Im Fenster steht ein kleines Atatürk-Bild mit einer blinkenden Lichterkette um den Rahmen. Aber über Politik wird nach dieser Wahlnacht nicht mehr gesprochen. Tayyip Erdogans Bulldozer-Triumph öffnet den Weg zu weiteren zehn Jahren an der Macht - bis über 2023 hinaus, dem 100. Jahr der Republik, als nächster Staatschef oder wie bisher als Regierungschef: Es ist einerlei.

Die Einführung der Sommerzeit ist in der Türkei der Wahlen wegen um eine Nacht verschoben worden, vom Sonntag auf den Montag. Der Energieminister hat es so angeordnet und damit nur Verwirrung gestiftet.

Am Wahlsonntag waren die Mobiltelefone schon eine Stunde weiter. Auch das mag die Rekordbeteiligung der Türken erklären: 87 Prozent stimmten bei den Kommunalwahlen ab und verschafften den regierenden Konservativ-Religiösen einen neuen, den achten Wahlsieg in Folge. "Die alte Türkei gibt es nicht mehr. Hier ist die neue Türkei!", rief Tayyip Erdogan in der Nacht vom Balkon des Betonpalasts in Ankara, der seine Partei beherbergt. "Die Türkei ist stolz auf dich!", schallte es von der Menschenmenge unten zurück.

Kampf und Vernichtung

2011 war Erdogan hier schon gestanden, nach einem fulminanten Sieg bei den Parlamentswahlen, bei dem er den Stimmenanteil für seine AKP gar noch auf knapp 50 Prozent vergrößern konnte. Damals kündigte Erdogan Reformen für alle Türken an. Nun spricht er von Kampf und Vernichtung.

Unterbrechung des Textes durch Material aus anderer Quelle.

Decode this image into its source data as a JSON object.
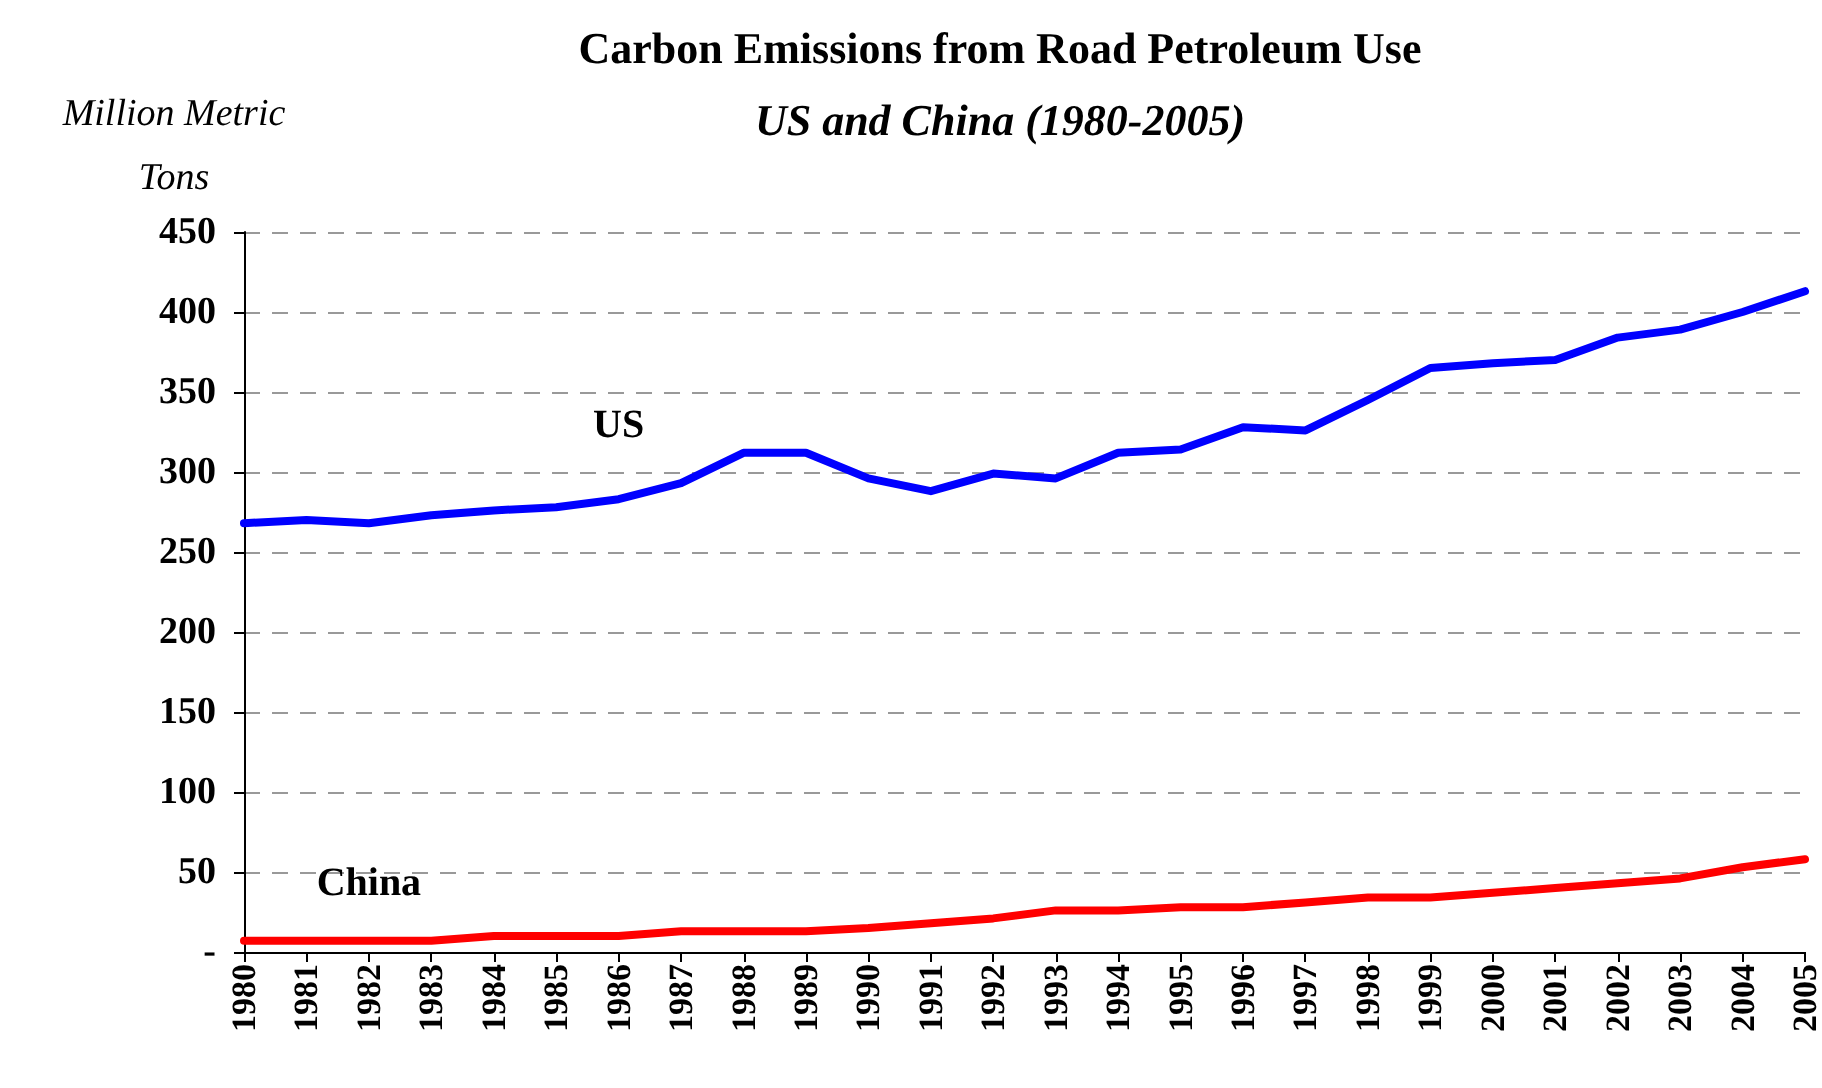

Drei Monate Destabilisierungskampagne liegen zurück. Das einflussreiche Netzwerk des Predigers Fethullah Gülen hat mit Erdogan gebrochen: Der Premier ist autoritär geworden, die EU kümmert ihn nicht länger, mit der Schließung der Nachhilfeschulen, der wichtigsten Rekrutierungsbecken der Gülen-Bewegung, will er dem Netzwerk das Genick brechen. Als Antwort kamen die Korruptionsermittlungen gegen die Regierung und die Flut von abgehörten Telefongesprächen des Premiers. "Sie werden dafür bezahlen", drohte Erdogan vom Balkon in Ankara. "Von morgen an werden einige fliehen."

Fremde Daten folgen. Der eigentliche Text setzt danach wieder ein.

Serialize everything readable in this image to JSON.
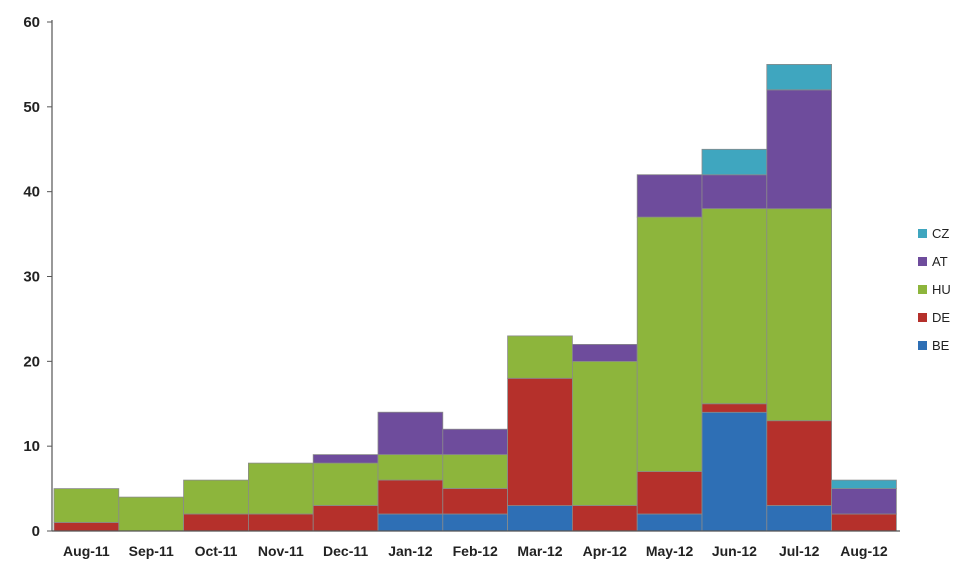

"Basçalan" taufte ihn die Opposition wegen der Korruptionsvorwürfe, "Chefdieb", eine Verballhornung von "Basbakan", Erdogans offizieller Amtsbezeichnung als Premierminister. Doch der Feldzug des nun 60-jährigen Regierungschefs gegen Internet und Widersacher in Polizei, Justiz und Politik zahlte sich aus.

Wieder zugelegt

45,6 Prozent erreichte die AKP im Landesdurchschnitt - sieben Prozentpunkte mehr als bei den Kommunalwahlen 2009 und fast so viel wie bei ihrem Triumph bei den Parlamentswahlen vor drei Jahren. Die Opposition scheiterte mit ihrem Versuch, den Konserverativ-Religiösen die Millionenstadt Istanbul abzunehmen. Erdogans Mann im Rathaus, der Architekt Kadir Topbas, bekam für seine dritte Amtszeit 48,1 Prozent. Sein Gegner Mustafa Sarigül erzielte mit 40,1 Prozent zwar das seit Jahren beste Ergebnis gegen einen AKP-Bürgermeister; doch die Mehrheit in Istanbul stammt mittlerweile aus dem konservativen Anatolien.

Stromausfälle und Manipulationsvorwürfe gab es die ganze Wahlnacht über. Aber Montagmorgen war auch klar, dass die Kemalisten der CHP in der Hauptstadt Ankara verloren haben. Der umstrittene AKP-Bürgermeister Melih Gökçek wurde mit 30.000 Stimmen Vorsprung für eine fünfte Amtszeit gewählt. Izmir dagegen blieb der CHP. Und drei Frauen führen erstmals türkische Großstädte: Fatma Sahin (AKP) in Gaziantep, Gültan Kisanak in Diyarbakir (BDP), Özlem Çerçioglu (AKP) in Aydin. (Markus Bernath aus Istanbul, DER STANDARD, 1.4.2014)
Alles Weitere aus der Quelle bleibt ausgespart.